Having always subscribed to Western medicine and painkillers prior to this, looking to herbs for pain relief was new to me. But it worked.
Raspberry leaf tea the week before my period prevented my period cramps before they started. Nettle leaf during ovulation made my future period lighter and kept me from bloating so much. Spearmint tea immediately after ovulation reduced my hormonal acne in my luteal phase. The list went on.
After a few months of buying boxes, cutting bags, and blending herbs myself, my husband asked me the lightbulb question: “Can’t you just buy these somewhere?”
I searched and searched, but the answer was no. As cycle tracking gained traction because of its real results, women were sharing about how their foods and workouts were supporting their bodies. Women raved about their tea for cramps or ovulation, but no product was curated and convenient for a woman who did not have time to research and put together her own cyclical teas.
But today, there is. Cycle Tea Co. hit the digital shelves on September 1, 2023, and now, hundreds of women are cycling herbs according to their infradian rhythm.
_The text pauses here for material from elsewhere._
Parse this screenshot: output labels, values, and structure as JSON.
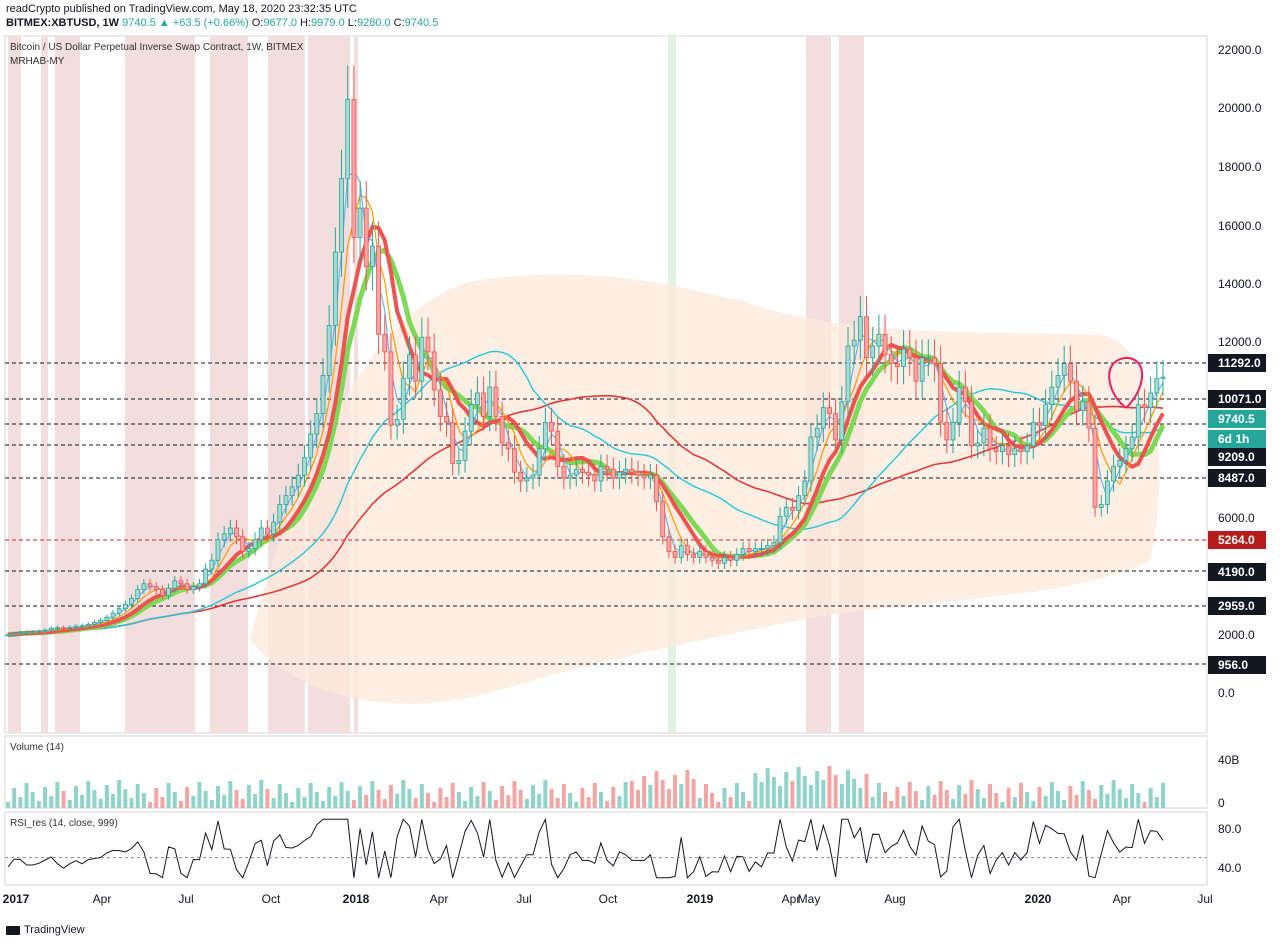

Women are reporting a reduction of cramps, a decrease in hormonal acne, easier periods, and assistance in getting off hormonal birth control – with no side effects or strain on their bodies.
The Societal Shift Is Here To Stay
Recent social media trends are showcasing a new movement of women ditching their hormonal birth control and opting for natural birth control methods. Critics of this movement purport that it is nothing more than a “trend,” suggesting that women will end up unintentionally pregnant, unhappy with painful periods, and will return to their hormonal contraceptives as quickly as they left.
But these critics are wrong. This movement is not a fad or a trend, but rather, a reflection of a generation of women waking up to the truth about hormonal birth control, their bodies, and the power of living according to their menstrual cycle.